According to a new analysis by the Associated Press and USA Today, a child dies in an accidental shooting every other day in the U.S. That suggests accidental shootings are much more common than previously thought, but a new group is hoping to do something about that.

Members of the Children's Firearm Safety Alliance can give you example after example of shootings involving teens and young kids, and they're keeping track of the statistics. As of October 14, 2016, 84 kids under age six unintentionally shot themselves or someone else nationwide this year.

Last year, out of all 50 states, Missouri had the highest number of toddlers pulling the trigger.

"So here we make nationwide headlines and yet the legislature chooses to do nothing," said Missouri State Rep. Stacey Newman (D) - St. Louis County.

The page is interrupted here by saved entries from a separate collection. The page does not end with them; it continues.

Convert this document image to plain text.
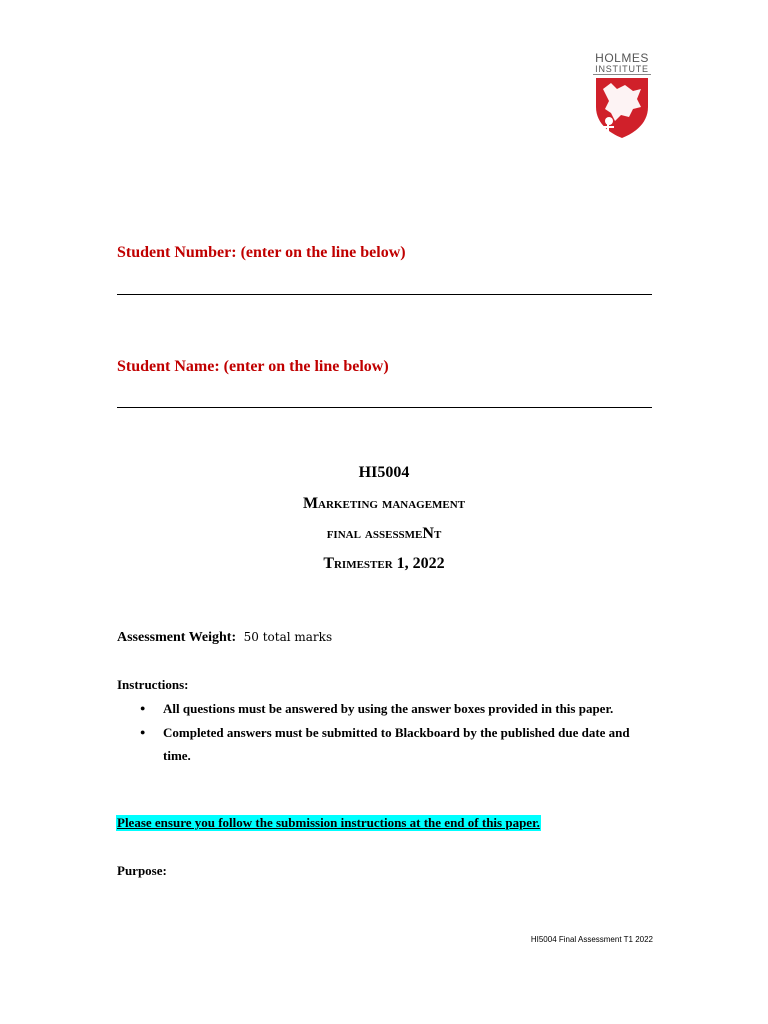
HOLMES
INSTITUTE
Student Number: (enter on the line below)
Student Name: (enter on the line below)
HI5004
Marketing management
final assessmeNt
Trimester 1, 2022
Assessment Weight: 50 total marks
Instructions:
● All questions must be answered by using the answer boxes provided in this paper.
● Completed answers must be submitted to Blackboard by the published due date and time.
Please ensure you follow the submission instructions at the end of this paper.
Purpose:
HI5004 Final Assessment T1 2022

Newman has introduced legislation that would hold adults responsible when kids shoot themselves or others, but to no avail.

"My bill last year, HB2500, didn't even get a hearing," she said.

That's why she's teaming up with Beth Joslin Roth, policy director of Safe Tennessee Project. Together, they formed the Children's Firearm Safety Alliance. It involves doctors, law enforcement, prosecutors, and other lawmakers. The group had an official launch event at Washington University on Friday.

"The trauma goes beyond, you know, the family," Newman said. "It goes into the community, you know, the physicians, they take this home with them."

The new group plans to craft new legislation now. It's not about taking guns away.

"We don't want to lock up their parents but we want their parents to lock up their guns," said Risa Zwerling, an academic advisor at Washington University.

"I mean, you wouldn't do that with a gallon of bleach in the middle of your floor or leaving a butcher knife on your coffee table," Newman said. "We have to value firearms as dangerous as they actually are and we have to value our kids’ lives."